The radiation dosimetry community uses models to describe the fate of inhaled or ingested radionuclides. Such exposures can result in cell death and cell transformations that depend strongly on the behavior of the radionuclide within the body. In some instances medical attention requires that such analyses can be quickly performed. An example of such software is Integrated Modules for Bioassay (IMBA), developed by the United Kingdom to interpret urine and fecal bioassay samples. The software lacks a differential equation solver and instead uses a function to fit solutions to the equations. Eigenanalysis software produced by Killough and Eckerman can be used to find the exact solution, but solutions often include ten or more exponential terms in linear combination. The IMBA software can only handle up to ten terms, so those solutions with more terms must be reduced for use in IMBA. The purpose of this research is to develop a method to solve compartment models describing physiological and chemical processes and to fit the numerical solution by sums of exponential terms of a reduced number. This will enable the use of the models to be computed faster than the original approach. The exact solution of a plutonium biokinetic compartment model will be reduced to determine the optimum functional fit for the IMBA program. The exact solution contains up to eighteen terms. The ten-term solution set will fit the exact solution curves as nearly as possible. The solution set will be determined by an automated non-linear curve-fitting algorithm in Mathematica. It was found that Mathematica provides a simpler data fitting method than the trial and error method previously used, but many problems were encountered. The difficulty in determining what fitting method is being used leads to bad fits that have yet to be explained. Also, the time to run the fitting algorithm on some compartments is too long to be efficient. These problems may make the program not ideal for its original purpose. 

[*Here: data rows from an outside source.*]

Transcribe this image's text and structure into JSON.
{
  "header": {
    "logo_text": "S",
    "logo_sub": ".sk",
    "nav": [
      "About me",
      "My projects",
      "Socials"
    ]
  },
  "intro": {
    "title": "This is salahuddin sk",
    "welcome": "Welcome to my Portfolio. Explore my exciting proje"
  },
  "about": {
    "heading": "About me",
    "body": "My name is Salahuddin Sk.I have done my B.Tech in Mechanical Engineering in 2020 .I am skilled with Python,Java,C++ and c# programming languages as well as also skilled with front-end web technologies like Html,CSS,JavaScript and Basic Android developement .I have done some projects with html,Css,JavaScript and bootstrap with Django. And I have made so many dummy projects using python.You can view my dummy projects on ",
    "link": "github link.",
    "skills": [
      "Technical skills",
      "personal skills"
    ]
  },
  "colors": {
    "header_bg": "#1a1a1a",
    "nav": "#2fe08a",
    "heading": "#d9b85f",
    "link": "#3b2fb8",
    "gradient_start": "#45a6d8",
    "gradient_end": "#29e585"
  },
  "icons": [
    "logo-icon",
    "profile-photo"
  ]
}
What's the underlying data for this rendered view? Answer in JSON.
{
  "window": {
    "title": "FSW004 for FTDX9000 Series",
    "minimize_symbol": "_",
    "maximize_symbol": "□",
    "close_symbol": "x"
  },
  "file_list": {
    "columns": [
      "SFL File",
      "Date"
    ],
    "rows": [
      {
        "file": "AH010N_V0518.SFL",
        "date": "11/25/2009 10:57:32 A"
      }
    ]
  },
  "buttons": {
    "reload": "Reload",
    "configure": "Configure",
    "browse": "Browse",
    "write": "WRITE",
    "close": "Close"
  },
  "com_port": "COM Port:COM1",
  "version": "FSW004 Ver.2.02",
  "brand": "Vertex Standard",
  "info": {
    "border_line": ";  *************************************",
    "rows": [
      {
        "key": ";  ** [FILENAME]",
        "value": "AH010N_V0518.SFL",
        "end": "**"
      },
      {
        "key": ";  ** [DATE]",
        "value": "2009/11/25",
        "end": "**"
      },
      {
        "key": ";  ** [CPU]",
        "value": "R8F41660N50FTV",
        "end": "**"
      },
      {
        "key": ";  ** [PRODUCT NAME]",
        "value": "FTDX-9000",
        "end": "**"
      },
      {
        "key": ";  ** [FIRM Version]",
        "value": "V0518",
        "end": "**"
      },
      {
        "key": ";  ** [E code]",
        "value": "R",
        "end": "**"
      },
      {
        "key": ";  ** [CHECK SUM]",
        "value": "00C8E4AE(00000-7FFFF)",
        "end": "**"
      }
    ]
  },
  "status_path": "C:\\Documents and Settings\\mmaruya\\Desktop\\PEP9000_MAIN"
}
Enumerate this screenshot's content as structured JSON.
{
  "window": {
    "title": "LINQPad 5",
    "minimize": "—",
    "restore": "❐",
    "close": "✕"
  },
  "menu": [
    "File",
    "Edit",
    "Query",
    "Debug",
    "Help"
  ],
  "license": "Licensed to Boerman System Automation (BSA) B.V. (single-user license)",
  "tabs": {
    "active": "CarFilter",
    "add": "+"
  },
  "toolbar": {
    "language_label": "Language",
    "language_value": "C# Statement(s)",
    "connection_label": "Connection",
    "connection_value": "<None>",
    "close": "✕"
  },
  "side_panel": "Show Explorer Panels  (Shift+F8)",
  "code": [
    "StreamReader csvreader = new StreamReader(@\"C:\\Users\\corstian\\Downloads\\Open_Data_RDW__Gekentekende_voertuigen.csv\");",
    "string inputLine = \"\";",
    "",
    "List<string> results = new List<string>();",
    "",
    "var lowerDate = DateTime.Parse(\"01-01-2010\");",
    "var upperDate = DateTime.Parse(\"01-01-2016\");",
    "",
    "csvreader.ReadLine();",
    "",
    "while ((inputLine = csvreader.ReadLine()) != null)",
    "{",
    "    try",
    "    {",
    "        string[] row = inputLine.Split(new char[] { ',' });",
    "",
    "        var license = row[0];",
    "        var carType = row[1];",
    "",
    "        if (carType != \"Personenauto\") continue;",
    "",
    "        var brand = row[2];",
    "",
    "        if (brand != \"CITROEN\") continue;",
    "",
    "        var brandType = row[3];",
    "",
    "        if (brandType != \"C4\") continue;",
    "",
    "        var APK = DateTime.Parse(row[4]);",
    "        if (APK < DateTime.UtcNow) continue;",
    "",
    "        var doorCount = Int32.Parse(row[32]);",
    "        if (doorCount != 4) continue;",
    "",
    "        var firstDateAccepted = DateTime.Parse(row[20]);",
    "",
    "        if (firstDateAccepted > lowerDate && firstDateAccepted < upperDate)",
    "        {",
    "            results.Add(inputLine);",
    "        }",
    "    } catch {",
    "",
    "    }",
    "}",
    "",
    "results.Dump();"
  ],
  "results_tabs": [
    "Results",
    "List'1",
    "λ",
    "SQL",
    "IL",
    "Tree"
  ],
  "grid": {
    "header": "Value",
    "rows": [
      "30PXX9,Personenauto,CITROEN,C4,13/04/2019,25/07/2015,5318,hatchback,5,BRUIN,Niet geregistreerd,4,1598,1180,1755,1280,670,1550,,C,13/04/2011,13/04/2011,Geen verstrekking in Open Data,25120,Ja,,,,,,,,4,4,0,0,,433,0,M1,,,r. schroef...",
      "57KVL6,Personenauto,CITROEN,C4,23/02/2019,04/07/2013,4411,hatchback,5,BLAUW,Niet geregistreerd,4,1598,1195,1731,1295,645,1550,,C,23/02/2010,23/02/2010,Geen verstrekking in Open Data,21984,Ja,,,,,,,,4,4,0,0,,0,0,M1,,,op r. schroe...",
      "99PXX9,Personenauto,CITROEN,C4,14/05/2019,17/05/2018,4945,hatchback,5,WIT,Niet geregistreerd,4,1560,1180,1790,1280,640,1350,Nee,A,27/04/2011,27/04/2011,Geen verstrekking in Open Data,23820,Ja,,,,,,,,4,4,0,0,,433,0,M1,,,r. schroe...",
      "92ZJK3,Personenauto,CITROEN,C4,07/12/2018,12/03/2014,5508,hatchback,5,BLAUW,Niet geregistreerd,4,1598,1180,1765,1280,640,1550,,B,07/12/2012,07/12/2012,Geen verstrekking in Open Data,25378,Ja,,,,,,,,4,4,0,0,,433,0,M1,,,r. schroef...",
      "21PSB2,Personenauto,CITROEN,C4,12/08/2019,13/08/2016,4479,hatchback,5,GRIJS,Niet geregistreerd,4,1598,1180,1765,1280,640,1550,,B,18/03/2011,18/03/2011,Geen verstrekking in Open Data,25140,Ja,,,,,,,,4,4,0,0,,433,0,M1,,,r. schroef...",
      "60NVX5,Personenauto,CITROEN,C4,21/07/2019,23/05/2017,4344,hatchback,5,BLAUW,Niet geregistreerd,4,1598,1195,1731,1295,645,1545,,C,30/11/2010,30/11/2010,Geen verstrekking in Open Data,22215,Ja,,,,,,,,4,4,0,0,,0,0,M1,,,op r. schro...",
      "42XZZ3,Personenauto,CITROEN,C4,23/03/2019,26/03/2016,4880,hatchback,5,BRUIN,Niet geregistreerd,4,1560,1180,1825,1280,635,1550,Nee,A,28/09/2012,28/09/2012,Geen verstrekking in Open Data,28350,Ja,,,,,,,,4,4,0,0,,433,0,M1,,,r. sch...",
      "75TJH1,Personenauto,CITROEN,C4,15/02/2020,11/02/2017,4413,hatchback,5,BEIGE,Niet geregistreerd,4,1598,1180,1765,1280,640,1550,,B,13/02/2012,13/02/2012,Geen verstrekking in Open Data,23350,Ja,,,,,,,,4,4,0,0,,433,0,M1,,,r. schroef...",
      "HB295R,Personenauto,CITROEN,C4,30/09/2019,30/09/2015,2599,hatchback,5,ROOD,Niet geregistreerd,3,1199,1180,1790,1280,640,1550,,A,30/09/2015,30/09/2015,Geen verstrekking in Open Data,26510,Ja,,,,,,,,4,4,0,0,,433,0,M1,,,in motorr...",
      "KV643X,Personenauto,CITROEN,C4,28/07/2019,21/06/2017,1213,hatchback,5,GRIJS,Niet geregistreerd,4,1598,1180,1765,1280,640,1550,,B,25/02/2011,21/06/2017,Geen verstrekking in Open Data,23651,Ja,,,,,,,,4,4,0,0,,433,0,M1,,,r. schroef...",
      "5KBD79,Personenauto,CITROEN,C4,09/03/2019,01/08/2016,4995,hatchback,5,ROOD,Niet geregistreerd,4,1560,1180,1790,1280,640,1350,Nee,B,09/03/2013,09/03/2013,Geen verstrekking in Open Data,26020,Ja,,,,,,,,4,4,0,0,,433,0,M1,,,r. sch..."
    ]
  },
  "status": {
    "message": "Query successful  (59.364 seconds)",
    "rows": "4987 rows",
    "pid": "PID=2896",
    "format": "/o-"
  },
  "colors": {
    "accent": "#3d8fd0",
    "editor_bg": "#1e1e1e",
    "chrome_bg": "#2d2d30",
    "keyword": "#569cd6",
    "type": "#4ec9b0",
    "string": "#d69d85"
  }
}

Patterns at the smallest scale: fractal analysis of the lung and modeling of nanoparticle clearance

Oak Ridge National Laboratory, Oak Ridge, TN

Mentor: Richard C. Ward (ORNL)

Abstract:

This paper explores the accuracy of a fractal-based model for the airway system of the human lung and the clearance of nanoparticles within the system. The purpose of research is to create realistic lung models based on fractals and inhalation kinetics so nanoparticle deposition and clearance can be visualized and understood. Lung diameter data is analyzed using rules for surface area maximization of previous lung branching models. The diameter data is then displayed on a model of a lung branching tree based on the Lindenmayer system method of producing fractals. The clearance model of particles derived by the International Commission on Radiological Protection is created in compartment form in the program JDesigner from Systems Biology Workbench, and then analyzed for its possible application toward modeling particles on the nano-scale. The research has the potential to aid in the development of nanoparticle drug delivery systems through inhalation. These systems could target diseases as a result of regional deposition modeling and nanoparticles’ natural ability to diffuse through a variety of membranes.